Je ne répondis pas, observant Claude à la dérobée. Il tremblait de fureur, prêt à nous tuer tous les trois si besoin. Il attendit que tout le monde se taise, puis dit :
- Est-ce que quelqu’un peut m’expliquer ce qui s’est passé, avant que je ne m’énerve vraiment ?
Laissant les deux frères se charger de cette tâche, j’examinai le plan que Claude regardait auparavant. Il y avait une ville entourée de rouge. Je reconnus la ville de la banque que nous avions pour cible.
- Ce n’est pas si grave ! entendis-je Claude dire. Il a parfaitement raison en disant que l’on pourrait me reprocher la même chose.
Puis il s’approcha de moi et me demanda :
- C’est vrai que ton ancienne maison est libre ?
- D’après la lettre de mon père, il a mis cette maison à vendre il y a trois mois. Donc, c’est peu probable. On peut toujours occuper cette maison le temps d’une journée ou d’une nuit. De toute façon, j’ai la clé...
Je m’interrompis, me souvenant de quelque chose. Alex ricana :
- Ah ! Tu viens de te souvenir que tu as oublié de fermer la maison. Heureusement, j’étais derrière toi, et je l’ai fermé à clé. Et cette clé, la voici.
- Merci, dis-je en prenant la clé que me tendait Alex.
- Bon, maintenant que vous avez fini, je peux vous expliquer ce que j’ai fait durant cette journée. Je vous explique le plan pour ce qui va se passer demain.
- Demain ? s’exclamèrent tous les membres présents.
- Le plan est bien défini, je ne vois aucune raison de ne pas le faire demain. Les groupes un et deux, vous avez fait votre boulot. Alex, tu m’as bien dit que tu avais assez de nourriture pour une semaine, et assez de munitions.
- J’ai dit ça ? s’étonna Alex. Peut-être.
- Donc. C’est simple. On y va à 8h, pour être tôt, pour l’ouverture. Edward, tu te posteras à l’entrée pour surveiller.
- Quoi ? Mais je suis du groupe deux ! protestai-je.
- C’est une initiation, dit Claude.

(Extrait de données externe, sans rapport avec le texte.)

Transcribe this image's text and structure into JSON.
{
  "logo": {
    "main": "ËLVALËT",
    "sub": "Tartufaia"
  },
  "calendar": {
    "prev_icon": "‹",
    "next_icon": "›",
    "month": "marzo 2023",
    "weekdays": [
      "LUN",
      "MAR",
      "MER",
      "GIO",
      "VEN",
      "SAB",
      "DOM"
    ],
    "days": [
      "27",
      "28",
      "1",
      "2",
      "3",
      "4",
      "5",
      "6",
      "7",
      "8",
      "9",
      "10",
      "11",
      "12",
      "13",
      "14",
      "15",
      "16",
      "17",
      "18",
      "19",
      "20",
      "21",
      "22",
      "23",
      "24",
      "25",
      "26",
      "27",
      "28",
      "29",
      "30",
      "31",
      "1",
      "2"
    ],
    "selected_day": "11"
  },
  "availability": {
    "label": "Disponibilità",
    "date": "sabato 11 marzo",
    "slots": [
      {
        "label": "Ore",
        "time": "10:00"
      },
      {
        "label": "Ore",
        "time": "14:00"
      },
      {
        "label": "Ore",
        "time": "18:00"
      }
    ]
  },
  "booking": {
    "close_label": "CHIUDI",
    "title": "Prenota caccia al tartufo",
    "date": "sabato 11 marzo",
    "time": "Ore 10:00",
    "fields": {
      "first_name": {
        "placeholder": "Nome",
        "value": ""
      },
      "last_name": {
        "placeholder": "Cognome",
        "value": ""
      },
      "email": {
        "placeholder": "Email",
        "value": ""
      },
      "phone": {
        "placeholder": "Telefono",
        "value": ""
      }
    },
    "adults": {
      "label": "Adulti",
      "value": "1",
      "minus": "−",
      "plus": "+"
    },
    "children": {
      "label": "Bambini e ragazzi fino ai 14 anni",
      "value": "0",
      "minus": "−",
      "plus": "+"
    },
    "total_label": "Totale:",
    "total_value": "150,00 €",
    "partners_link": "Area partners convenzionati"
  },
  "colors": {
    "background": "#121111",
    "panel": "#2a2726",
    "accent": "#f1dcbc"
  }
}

Tu dois obligatoirement assister à au moins une attaque. Alex, tu viens, mais sache que c’est bien parce que tu es indispensable.
Alex haussa les épaules. Claude poursuivit :
- Je menace le banquier, il nous donne, je vais vider l’argent de la banque, et on part. C’est aussi simple que ça.
- Je n’aime pas quand tu dis ça. Rien n’est jamais simple. Il y a toujours quelque chose qui se passe mal, dis-je.
- J’ai fait une dizaine d’attaques. Je pense que je suis assez professionnel dans la matière.
- Ce n’est pas bien de se vanter, dit Alex.
- Couchez-vous tôt, car je viendrai vous réveiller à sept heures demain. Bonne nuit à tous, moi je rentre.